Can we constrain required (HSDS) attributes in JSON Schema?

@mrshll I’m thinking is an easy answer, but wanted to get the answer from the lips of the master in case there are peculiarities with our implementation of HSDS in JSON Schema.

Connect 211 is currently storing priority information about a variety of entities in HSDS. For example, the priority in which phone numbers for a given service should be called. We extended several of our tables with a priority column, but are unwinding that in favor of using the attribute object more as it gives us greater flexibility for other types of attributes as well.

My question is this: in a case where we make an a profile for internal use, can I require that certain attributes must exist, and/or that if they exist they must contain enumerated values? Can this be done:

  1. In JSON Schema writ large, and
  2. In the validator as it currently works

Thanks!

Sorry for long reply time on this; every time I’ve sat down to respond something has interrupted me!

@mrshll I’m thinking is an easy answer, but wanted to get the answer from the lips of the master in case there are peculiarities with our implementation of HSDS in JSON Schema.

You humble me!

Headline answer: I think this is possible but it starts drifting away from how attributes are designed to work and I would caution against using attribute in such a way.

My canonical data modelling advice will always be if you’re trying to enforce that a particular key-value pairing exists, that pairing is a candidate for modelling explicitly… which is sort of what you were doing before.

However, you asked to do it in a certain way, and I think it’s possible.

Attribute is a funny one in HSDS, I think. In fact I’d be really keen on seeing how you’re using it, because I think its schema doesn’t make it obvious as to what it’s supposed to be supporting.

Assuming you’re using them to describe key-value pairs for priority, and not delving deep into the use of linking taxonomies to attributes, I think you might be using them a bit like this:

(a phone)


{
  "id": "6f6401da-c9f3-11f0-8d75-2f7fceba557b",
  "number": "+44 1234 234567",
  "attributes": [
  	{
	  "id": "aaacaa58-c9f3-11f0-a18f-abba9a026175",
	  "link_id": "6f6401da-c9f3-11f0-8d75-2f7fceba557b",
	  "link_entity": "phone",
	  "link_type": "priority",
	  "value": "1"
	}
  ]
}

Your specific questions were:

can I require that certain attributes must exist, and/or that if they exist they must contain enumerated values? Can this be done [with JSON Schema and/or the validator]?

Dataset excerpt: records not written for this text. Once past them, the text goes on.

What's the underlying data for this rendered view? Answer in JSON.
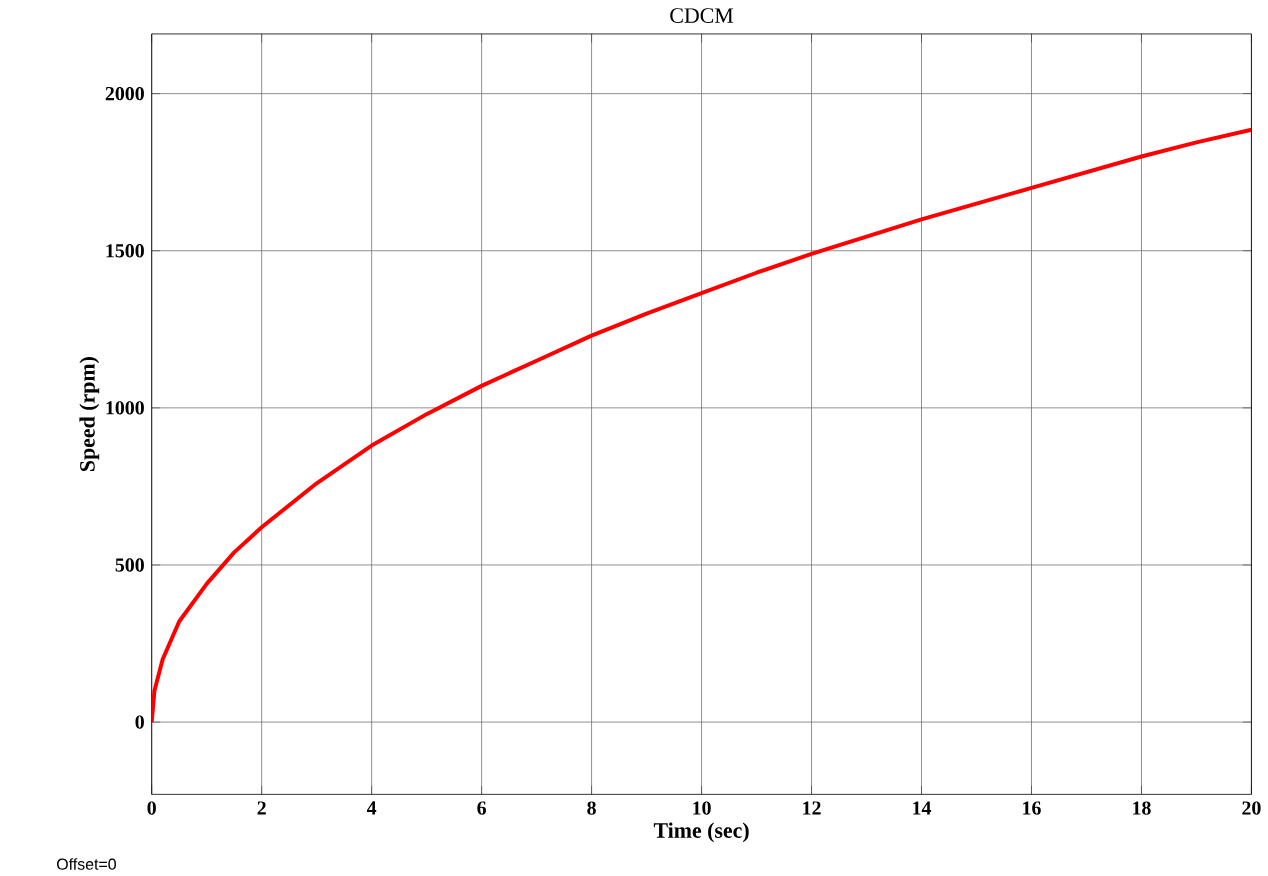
{
  "chart_data": {
    "type": "line",
    "title": "CDCM",
    "xlabel": "Time (sec)",
    "ylabel": "Speed (rpm)",
    "annotations": [
      "Offset=0"
    ],
    "xlim": [
      0,
      20
    ],
    "ylim": [
      -230,
      2190
    ],
    "xticks": [
      0,
      2,
      4,
      6,
      8,
      10,
      12,
      14,
      16,
      18,
      20
    ],
    "yticks": [
      0,
      500,
      1000,
      1500,
      2000
    ],
    "grid": true,
    "series": [
      {
        "color": "#ff0000",
        "x": [
          0,
          0.05,
          0.2,
          0.5,
          1,
          1.5,
          2,
          3,
          4,
          5,
          6,
          7,
          8,
          9,
          10,
          11,
          12,
          13,
          14,
          15,
          16,
          17,
          18,
          19,
          20
        ],
        "values": [
          0,
          100,
          200,
          320,
          440,
          540,
          620,
          760,
          880,
          980,
          1070,
          1150,
          1230,
          1300,
          1365,
          1430,
          1490,
          1545,
          1600,
          1650,
          1700,
          1750,
          1800,
          1845,
          1885
        ]
      }
    ]
  }
}
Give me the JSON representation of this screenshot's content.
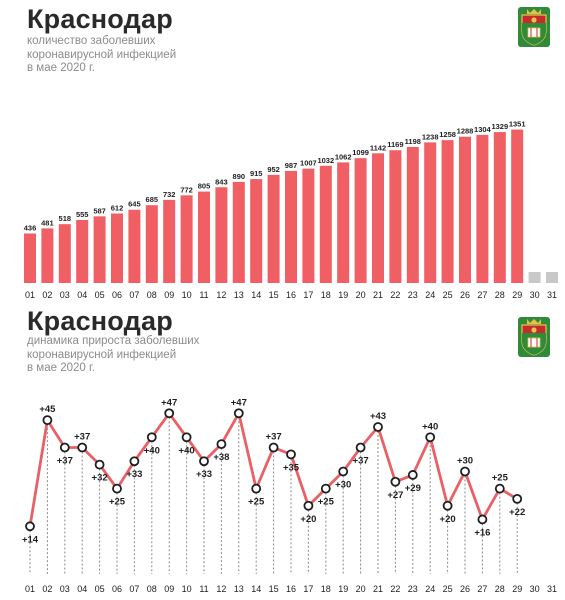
{
  "panels": [
    {
      "title": "Краснодар",
      "subtitle": "количество заболевших\nкоронавирусной инфекцией\nв мае 2020 г."
    },
    {
      "title": "Краснодар",
      "subtitle": "динамика прироста заболевших\nкоронавирусной инфекцией\nв мае 2020 г."
    }
  ],
  "colors": {
    "bar": "#ef5f63",
    "bar_missing": "#c8c8c8",
    "line": "#e96166",
    "marker_fill": "#ffffff",
    "marker_stroke": "#1e1e1e",
    "text": "#1e1e1e",
    "subtitle": "#8c8c8c",
    "dash": "#8a8a8a"
  },
  "emblem": {
    "icon": "krasnodar-coat-of-arms",
    "colors": {
      "frame": "#2f8a3a",
      "field": "#c62b2b",
      "gold": "#e7c24b",
      "white": "#ffffff"
    }
  },
  "chart_data": [
    {
      "type": "bar",
      "categories": [
        "01",
        "02",
        "03",
        "04",
        "05",
        "06",
        "07",
        "08",
        "09",
        "10",
        "11",
        "12",
        "13",
        "14",
        "15",
        "16",
        "17",
        "18",
        "19",
        "20",
        "21",
        "22",
        "23",
        "24",
        "25",
        "26",
        "27",
        "28",
        "29",
        "30",
        "31"
      ],
      "values": [
        436,
        481,
        518,
        555,
        587,
        612,
        645,
        685,
        732,
        772,
        805,
        843,
        890,
        915,
        952,
        987,
        1007,
        1032,
        1062,
        1099,
        1142,
        1169,
        1198,
        1238,
        1258,
        1288,
        1304,
        1329,
        1351,
        null,
        null
      ],
      "data_labels": [
        "436",
        "481",
        "518",
        "555",
        "587",
        "612",
        "645",
        "685",
        "732",
        "772",
        "805",
        "843",
        "890",
        "915",
        "952",
        "987",
        "1007",
        "1032",
        "1062",
        "1099",
        "1142",
        "1169",
        "1198",
        "1238",
        "1258",
        "1288",
        "1304",
        "1329",
        "1351",
        "",
        ""
      ],
      "ylim": [
        0,
        1400
      ],
      "title": "Краснодар",
      "xlabel": "",
      "ylabel": "",
      "grid": false,
      "legend": "none"
    },
    {
      "type": "line",
      "categories": [
        "01",
        "02",
        "03",
        "04",
        "05",
        "06",
        "07",
        "08",
        "09",
        "10",
        "11",
        "12",
        "13",
        "14",
        "15",
        "16",
        "17",
        "18",
        "19",
        "20",
        "21",
        "22",
        "23",
        "24",
        "25",
        "26",
        "27",
        "28",
        "29",
        "30",
        "31"
      ],
      "values": [
        14,
        45,
        37,
        37,
        32,
        25,
        33,
        40,
        47,
        40,
        33,
        38,
        47,
        25,
        37,
        35,
        20,
        25,
        30,
        37,
        43,
        27,
        29,
        40,
        20,
        30,
        16,
        25,
        22,
        null,
        null
      ],
      "data_labels": [
        "+14",
        "+45",
        "+37",
        "+37",
        "+32",
        "+25",
        "+33",
        "+40",
        "+47",
        "+40",
        "+33",
        "+38",
        "+47",
        "+25",
        "+37",
        "+35",
        "+20",
        "+25",
        "+30",
        "+37",
        "+43",
        "+27",
        "+29",
        "+40",
        "+20",
        "+30",
        "+16",
        "+25",
        "+22",
        "",
        ""
      ],
      "ylim": [
        10,
        50
      ],
      "title": "Краснодар",
      "xlabel": "",
      "ylabel": "",
      "grid": false,
      "legend": "none"
    }
  ]
}
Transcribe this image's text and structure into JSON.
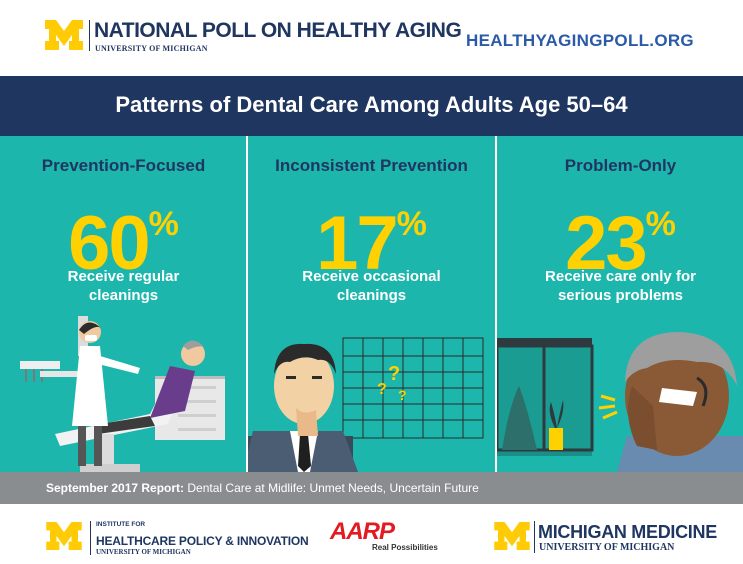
{
  "header": {
    "poll_title": "NATIONAL POLL ON HEALTHY AGING",
    "poll_subtitle": "UNIVERSITY OF MICHIGAN",
    "site_url": "HEALTHYAGINGPOLL.ORG"
  },
  "banner": {
    "title": "Patterns of Dental Care Among Adults Age 50–64"
  },
  "panels": [
    {
      "heading": "Prevention-Focused",
      "value": "60",
      "unit": "%",
      "caption_line1": "Receive regular",
      "caption_line2": "cleanings"
    },
    {
      "heading": "Inconsistent Prevention",
      "value": "17",
      "unit": "%",
      "caption_line1": "Receive occasional",
      "caption_line2": "cleanings"
    },
    {
      "heading": "Problem-Only",
      "value": "23",
      "unit": "%",
      "caption_line1": "Receive care only for",
      "caption_line2": "serious problems"
    }
  ],
  "report": {
    "label": "September 2017 Report:",
    "title": "Dental Care at Midlife: Unmet Needs, Uncertain Future"
  },
  "footer": {
    "ihpi_top_line1": "INSTITUTE FOR",
    "ihpi_main": "HEALTHCARE POLICY & INNOVATION",
    "ihpi_sub": "UNIVERSITY OF MICHIGAN",
    "aarp_logo": "AARP",
    "aarp_tagline": "Real Possibilities",
    "mm_main": "MICHIGAN MEDICINE",
    "mm_sub": "UNIVERSITY OF MICHIGAN"
  },
  "colors": {
    "navy": "#1f3661",
    "teal": "#1db6ac",
    "maize": "#ffd100",
    "gray_bar": "#8a8d8f",
    "url_blue": "#2a5aa8",
    "aarp_red": "#e21a22"
  },
  "icons": [
    "block-m-logo",
    "dentist-chair-illustration",
    "confused-man-calendar-illustration",
    "toothache-man-illustration"
  ]
}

The current ORUK validator probably wouldn’t enforce this due to the hard-coded profiles; however Jeff’s iterations will be using the schemas (and Profile schemas) directly. So this is mostly a schema thing unless you want to add a data quality step to any checking you do.

My interpretation of the challenge is that you’d like to enforce for certain objects:

  • that e.g. phone.attributes contains an item where attribute.link_value is set to “priority”
  • wherever attribute.link_value is set to “priority”, the attribute.value property is set to an enum

This should be possible with the contains keyword in JSON Schema (source), along with maxContains and minContains (source).

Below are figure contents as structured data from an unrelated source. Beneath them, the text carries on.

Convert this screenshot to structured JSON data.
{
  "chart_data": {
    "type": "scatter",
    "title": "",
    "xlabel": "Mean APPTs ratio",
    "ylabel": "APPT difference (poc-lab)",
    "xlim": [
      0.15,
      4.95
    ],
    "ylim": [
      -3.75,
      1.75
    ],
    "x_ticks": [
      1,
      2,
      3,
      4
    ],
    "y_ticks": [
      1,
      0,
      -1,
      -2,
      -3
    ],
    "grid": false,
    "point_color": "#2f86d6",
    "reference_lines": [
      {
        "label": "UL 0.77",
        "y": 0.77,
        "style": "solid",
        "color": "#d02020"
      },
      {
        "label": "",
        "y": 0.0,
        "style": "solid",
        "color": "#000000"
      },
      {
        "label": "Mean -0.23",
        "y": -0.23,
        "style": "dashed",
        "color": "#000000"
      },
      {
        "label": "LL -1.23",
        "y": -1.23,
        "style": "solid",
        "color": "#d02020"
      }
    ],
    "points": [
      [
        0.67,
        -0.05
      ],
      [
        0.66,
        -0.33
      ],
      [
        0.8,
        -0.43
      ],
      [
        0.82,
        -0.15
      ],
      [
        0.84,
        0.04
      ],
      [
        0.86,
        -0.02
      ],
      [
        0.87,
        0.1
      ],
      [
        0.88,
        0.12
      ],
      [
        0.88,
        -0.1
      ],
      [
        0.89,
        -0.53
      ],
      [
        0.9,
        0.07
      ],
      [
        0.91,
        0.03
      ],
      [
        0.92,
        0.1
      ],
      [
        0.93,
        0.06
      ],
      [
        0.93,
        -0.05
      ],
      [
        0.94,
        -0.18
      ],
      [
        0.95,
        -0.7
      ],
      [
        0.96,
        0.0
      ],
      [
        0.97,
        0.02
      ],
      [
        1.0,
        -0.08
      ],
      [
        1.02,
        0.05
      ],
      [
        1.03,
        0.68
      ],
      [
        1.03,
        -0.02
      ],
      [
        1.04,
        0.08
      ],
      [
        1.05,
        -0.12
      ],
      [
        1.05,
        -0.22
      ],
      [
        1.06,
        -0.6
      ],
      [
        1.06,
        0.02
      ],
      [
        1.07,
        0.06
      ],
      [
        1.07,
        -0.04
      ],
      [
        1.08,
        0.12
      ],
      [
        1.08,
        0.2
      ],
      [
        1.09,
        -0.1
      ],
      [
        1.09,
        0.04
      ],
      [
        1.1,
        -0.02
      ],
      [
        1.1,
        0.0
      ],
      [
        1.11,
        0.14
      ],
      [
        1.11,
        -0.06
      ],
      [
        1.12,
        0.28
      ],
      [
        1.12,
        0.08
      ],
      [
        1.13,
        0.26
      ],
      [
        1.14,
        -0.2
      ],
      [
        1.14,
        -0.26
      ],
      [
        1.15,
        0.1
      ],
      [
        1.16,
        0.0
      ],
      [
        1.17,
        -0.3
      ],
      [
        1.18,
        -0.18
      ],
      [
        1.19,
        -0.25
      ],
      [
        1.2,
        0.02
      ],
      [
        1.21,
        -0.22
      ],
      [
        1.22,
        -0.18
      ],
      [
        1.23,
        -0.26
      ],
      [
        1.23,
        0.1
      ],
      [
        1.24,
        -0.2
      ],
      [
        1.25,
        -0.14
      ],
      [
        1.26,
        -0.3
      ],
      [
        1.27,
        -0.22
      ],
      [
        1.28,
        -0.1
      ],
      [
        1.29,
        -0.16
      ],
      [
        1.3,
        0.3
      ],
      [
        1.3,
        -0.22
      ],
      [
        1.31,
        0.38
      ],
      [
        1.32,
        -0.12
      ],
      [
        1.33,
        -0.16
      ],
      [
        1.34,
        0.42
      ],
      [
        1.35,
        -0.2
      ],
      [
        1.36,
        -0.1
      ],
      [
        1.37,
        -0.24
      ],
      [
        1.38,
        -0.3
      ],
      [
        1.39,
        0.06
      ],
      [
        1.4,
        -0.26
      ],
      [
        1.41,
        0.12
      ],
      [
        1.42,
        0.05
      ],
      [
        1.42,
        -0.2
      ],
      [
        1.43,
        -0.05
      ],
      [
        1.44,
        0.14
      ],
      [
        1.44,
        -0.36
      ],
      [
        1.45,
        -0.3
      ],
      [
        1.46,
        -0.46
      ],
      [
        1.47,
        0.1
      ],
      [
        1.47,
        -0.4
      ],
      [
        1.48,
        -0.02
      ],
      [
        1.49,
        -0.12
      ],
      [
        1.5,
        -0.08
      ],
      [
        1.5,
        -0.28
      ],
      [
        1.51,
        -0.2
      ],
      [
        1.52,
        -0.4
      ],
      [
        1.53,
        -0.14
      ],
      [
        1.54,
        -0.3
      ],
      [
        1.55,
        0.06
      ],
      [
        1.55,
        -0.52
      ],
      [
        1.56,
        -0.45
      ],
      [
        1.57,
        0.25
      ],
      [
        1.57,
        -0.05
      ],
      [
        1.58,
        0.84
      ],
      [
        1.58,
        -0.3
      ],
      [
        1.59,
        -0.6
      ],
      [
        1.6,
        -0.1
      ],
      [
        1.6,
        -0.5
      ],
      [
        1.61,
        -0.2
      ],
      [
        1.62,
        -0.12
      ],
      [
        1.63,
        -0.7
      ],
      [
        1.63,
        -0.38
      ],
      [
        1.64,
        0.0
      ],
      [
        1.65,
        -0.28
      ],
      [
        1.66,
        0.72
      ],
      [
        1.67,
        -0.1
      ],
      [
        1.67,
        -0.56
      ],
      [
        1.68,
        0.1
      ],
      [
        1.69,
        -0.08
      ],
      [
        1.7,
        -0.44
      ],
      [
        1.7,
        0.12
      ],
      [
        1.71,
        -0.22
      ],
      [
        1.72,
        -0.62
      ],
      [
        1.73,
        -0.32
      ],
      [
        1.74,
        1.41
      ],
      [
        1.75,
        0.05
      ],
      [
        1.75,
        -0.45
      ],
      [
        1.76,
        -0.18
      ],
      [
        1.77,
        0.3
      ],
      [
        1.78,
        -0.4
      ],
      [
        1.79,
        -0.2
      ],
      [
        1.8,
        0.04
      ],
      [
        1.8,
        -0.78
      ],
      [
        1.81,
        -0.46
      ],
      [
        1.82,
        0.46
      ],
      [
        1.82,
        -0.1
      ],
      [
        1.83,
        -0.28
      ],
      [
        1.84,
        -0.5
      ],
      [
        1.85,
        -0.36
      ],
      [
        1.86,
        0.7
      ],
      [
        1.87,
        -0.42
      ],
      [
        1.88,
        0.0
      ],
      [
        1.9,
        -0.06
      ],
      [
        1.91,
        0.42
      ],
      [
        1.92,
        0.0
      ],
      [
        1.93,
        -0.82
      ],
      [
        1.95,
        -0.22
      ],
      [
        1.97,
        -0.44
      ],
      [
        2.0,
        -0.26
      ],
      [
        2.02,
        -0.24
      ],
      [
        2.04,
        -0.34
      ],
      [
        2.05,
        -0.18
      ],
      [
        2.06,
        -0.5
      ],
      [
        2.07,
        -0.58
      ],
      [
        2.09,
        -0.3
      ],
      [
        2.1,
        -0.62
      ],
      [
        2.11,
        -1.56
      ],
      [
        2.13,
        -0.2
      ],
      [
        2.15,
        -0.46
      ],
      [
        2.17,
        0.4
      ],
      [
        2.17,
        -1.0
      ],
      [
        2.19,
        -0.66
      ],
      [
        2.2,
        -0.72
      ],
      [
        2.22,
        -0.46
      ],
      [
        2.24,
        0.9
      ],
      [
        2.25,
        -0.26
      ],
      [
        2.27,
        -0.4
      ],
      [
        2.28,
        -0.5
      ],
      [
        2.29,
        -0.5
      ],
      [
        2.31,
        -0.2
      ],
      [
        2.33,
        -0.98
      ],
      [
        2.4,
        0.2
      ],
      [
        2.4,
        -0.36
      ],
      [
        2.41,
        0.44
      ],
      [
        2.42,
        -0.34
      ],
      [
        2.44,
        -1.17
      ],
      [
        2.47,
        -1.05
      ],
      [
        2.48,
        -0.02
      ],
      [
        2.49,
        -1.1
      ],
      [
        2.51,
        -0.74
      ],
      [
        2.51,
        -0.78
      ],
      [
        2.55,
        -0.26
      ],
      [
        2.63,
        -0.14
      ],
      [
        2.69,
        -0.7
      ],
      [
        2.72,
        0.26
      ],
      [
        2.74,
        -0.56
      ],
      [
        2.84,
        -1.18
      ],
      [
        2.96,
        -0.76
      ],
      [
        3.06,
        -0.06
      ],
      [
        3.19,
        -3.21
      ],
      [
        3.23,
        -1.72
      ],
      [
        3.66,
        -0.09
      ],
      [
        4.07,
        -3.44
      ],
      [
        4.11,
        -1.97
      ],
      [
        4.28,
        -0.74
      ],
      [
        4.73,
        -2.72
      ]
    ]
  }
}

contains is a little counter-intuitive but seems to be what you want here. It enforces that a certain number (default: at least one) item of an array matches a given sub-schema which is then defined in the contains block. All other array items aren’t subject to that schema, but are subject to the validation requirements given in the items property of the array definition.

So the job becomes to define a sub-schema which will encapsulate your requirements. Written as you’d write it in a Profile, it’d look something like this:

(profile/phone.json)

{
  "properties": {
    "attributes": {
      "contains": {
        "type": "object",
        "properties": {
          "link_type": {
            "const": "priority"
          },
          "value": {
            "enum": [
              "0",
              "1",
              "2",
              "…"
            ]
          }
        },
        "required": [
          "link_type",
          "value"
        ]
      },
      "minContains": 1,
      "maxContains": 1
    }
  }
}

Because the Profile system does JSON Merge Patching, I think you can omit things that you’re not overriding but we need to be aware that every item in the attributes array also needs to be an instance of attribute.json.

What we’re also saying here is that exactly one of those instances of attribute.json must also match this other schema we’re defining here. We define that a link_type property must have a value of priority and that the value of value must be drawn from the enum defined (I think attribute.value is a String, so you’d get a conflict if you tried to override it as an integer). We also enforce that link_type and value are both present.

The minContains overrides the default “at least one” behaviour of the contains block, here I’ve set it explicitly to be 1 to reduce ambiguity but technically it can be omitted. maxContains also being set to 1 also enforces that the maximum number of items matching the new schema is 1. That means you can’t have two instances where attribute.link_type is set to priority.